The Dentist Who Treats Patients Between Live Streams: Korea's Unlikeliest Streaming Sensation
# When Your Day Job Is Just a Side Quest
Picture this: you're seated in a dentist's office, but instead of the usual sterile white walls, there's a ring light and a webcam pointed at the chair. The dentist is mid-stream on Chzzk, cracking jokes with viewers when suddenly—*ding!*—the patient call bell rings. Instantly, the chat erupts with "알바ㄱ" (side job incoming), and the dentist casually pauses his live to go attend to actual dental work. This is daily life for 매직박 (Magic Park), a Korean dentist-turned-full-time-streamer whose entire persona revolves around the hilarious tension between his two professions.
What makes Magic Park's content so oddly compelling is how he treats his dental career like a part-time gig you pick up between gaming sessions. He famously calls his clinical work "real-life self-raiding"—borrowing gaming slang to describe mundane dental procedures. Watching him hurriedly wrap up a live stream because a patient arrived, only to return complaining that "tooth extraction is way harder than ranked matches," feels like witnessing an inside joke shared with thousands. His streams often feature him multitasking—adjusting a camera while wearing surgical gloves, or explaining proper flossing techniques during commercial breaks. It's this unfiltered blend of professional expertise and streamer culture that makes his content feel refreshingly authentic.
Despite joking since his early days that he'd quit dentistry if too many viewers showed up ("just half of Chimtakman's audience and I'm out"), Magic Park has surprisingly doubled down on his medical credibility since 2019. His YouTube channel now features surprisingly detailed tutorials about scaling, whitening, and orthodontics—delivered with the same goofy charm as his gaming streams. You'll find him earnestly explaining why electric toothbrushes aren't magic wands while simultaneously making memes about dental anxiety. This pivot wasn't just strategic; viewers noticed a genuine shift in his attitude, especially during the pandemic when he ordered new dental chairs and started taking clinic management more seriously, despite still complaining about "having to actually work today."
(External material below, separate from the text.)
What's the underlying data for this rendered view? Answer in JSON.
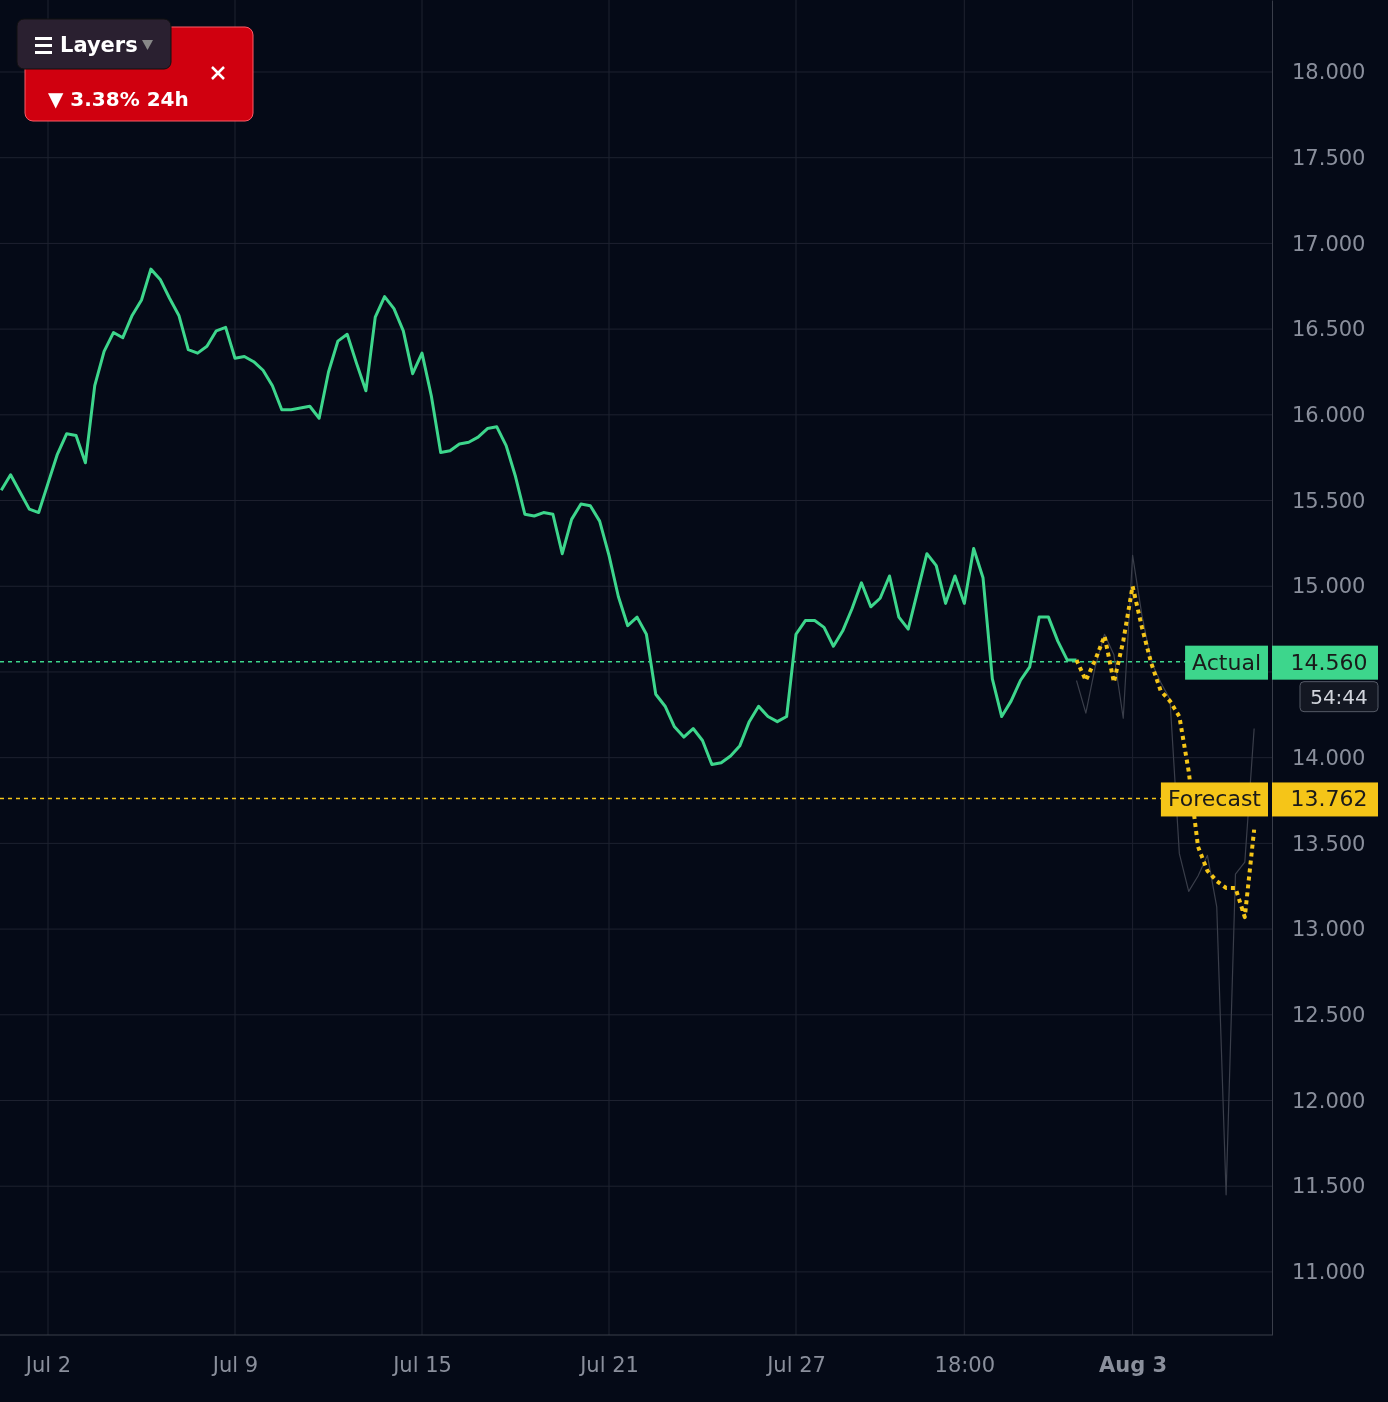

On Chzzk, his streams feel like hanging out in a friend's office who happens to be a licensed dentist. He'll casually mention how a difficult extraction ruined his stream setup, then segues into a 10-minute rant about insurance paperwork. His Instagram shows behind-the-scenes glimpses of his clinic's waiting room doubling as a streaming studio, with gaming peripherals next to dental brochures. Unlike highly produced creator content, Magic Park's streams thrive on imperfection—like when he forgets to mute his mic while arguing with a supplier, or streams from his car after forgetting his keys in the clinic.
There's something deeply relatable about watching someone who's mastered the art of not taking himself too seriously, even while possessing actual professional expertise. Magic Park's audience isn't just here for the dental tips or the gaming streams—it's for the humanizing contradiction of a medical professional who openly admits he'd rather be playing games than filing insurance claims. In a world of overly curated influencer personas, his streams feel like a breath of fresh air: equal parts educational, entertaining, and refreshingly unpolished. You don't have to need a cavity filled to appreciate the comedy of someone who treats their Ph.D.-level profession like an inconvenient side quest.